I am constructing a tf.data.Dataset object with tf.data.Dataset.from_tensor_slices() with this list. Now, is it possible to filter out the URL whose status code is 404 (requests.get(url).response_code) during within the data pipeline itself?

May I additionally ask if there is also a possibility to filter out those above URLs,
where the robots.txt, explicitly disallow’s my user-agent?

Could you elaborate on this a bit? Didn’t get it.

@Sayak_Paul thanks for asking.

By requesting external URLs automatically, my concerns are often, if the robots.txt allows the script to fetch/get that URL (even for the http status codes). Also the robots.txt rules may change over time, so the URL which is today accessible, is maybe on disallow tomorrow inside my data pipeline.

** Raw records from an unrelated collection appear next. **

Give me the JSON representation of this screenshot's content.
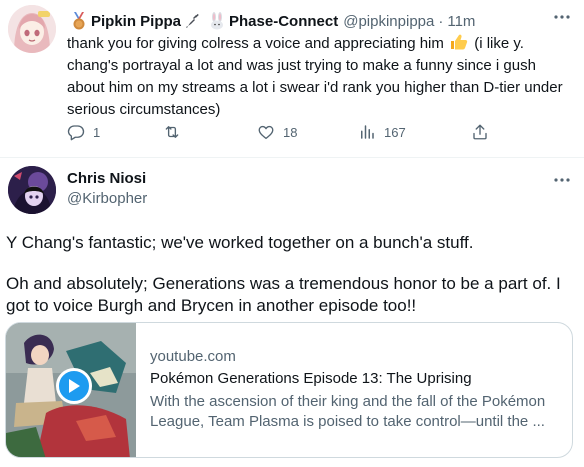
{
  "tweet1": {
    "display_name": "Pipkin Pippa",
    "affiliation": "Phase-Connect",
    "handle": "@pipkinpippa",
    "separator": "·",
    "time": "11m",
    "text_before_emoji": "thank you for giving colress a voice and appreciating him",
    "text_after_emoji": "(i like y. chang's portrayal a lot and was just trying to make a funny since i gush about him on my streams a lot i swear i'd rank you higher than D-tier under serious circumstances)",
    "reply_count": "1",
    "retweet_count": "",
    "like_count": "18",
    "view_count": "167"
  },
  "tweet2": {
    "display_name": "Chris Niosi",
    "handle": "@Kirbopher",
    "paragraph1": "Y Chang's fantastic; we've worked together on a bunch'a stuff.",
    "paragraph2": "Oh and absolutely; Generations was a tremendous honor to be a part of. I got to voice Burgh and Brycen in another episode too!!"
  },
  "card": {
    "domain": "youtube.com",
    "title": "Pokémon Generations Episode 13: The Uprising",
    "description": "With the ascension of their king and the fall of the Pokémon League, Team Plasma is poised to take control—until the ..."
  },
  "colors": {
    "accent": "#1d9bf0",
    "text_primary": "#0f1419",
    "text_secondary": "#536471",
    "border": "#cfd9de"
  },
  "icons": [
    "medal-icon",
    "plug-icon",
    "bunny-icon",
    "thumbs-up-icon",
    "reply-icon",
    "retweet-icon",
    "like-icon",
    "views-icon",
    "share-icon",
    "more-icon",
    "play-icon"
  ]
}
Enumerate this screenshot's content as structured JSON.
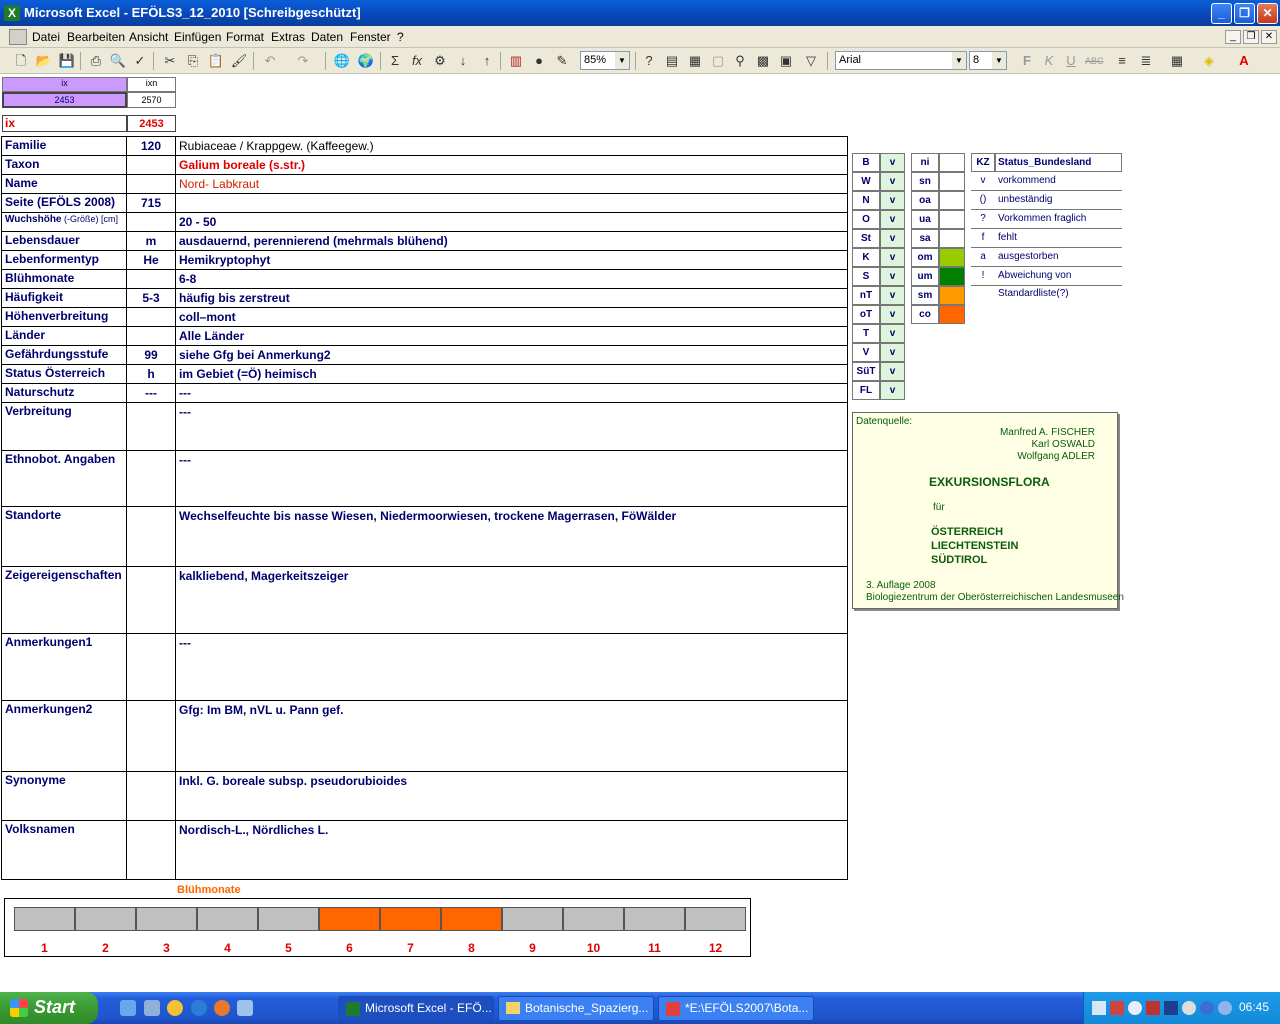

For example, I would like to also test the ../robots.txt of each URL,
depending on the user-agent in the first step, before I send a request:

IF https://findingblanche.files.wordpress.com/robots.txt
  GET https://findingblanche.files.wordpress.com/2013/07/photo4-1.jpg...

to ensure, that my data pipeline doesn’t request excluded URLs over time.

I’ve only found urllib.robotparser.can_fetch(useragent, url) so far, as a pre-condition before sending
HTTP Requests (e.g: request.get(url).response_code) in python.

I’m not sure I see the advantage if doing this inside tf.data. WHgy not just filter it first?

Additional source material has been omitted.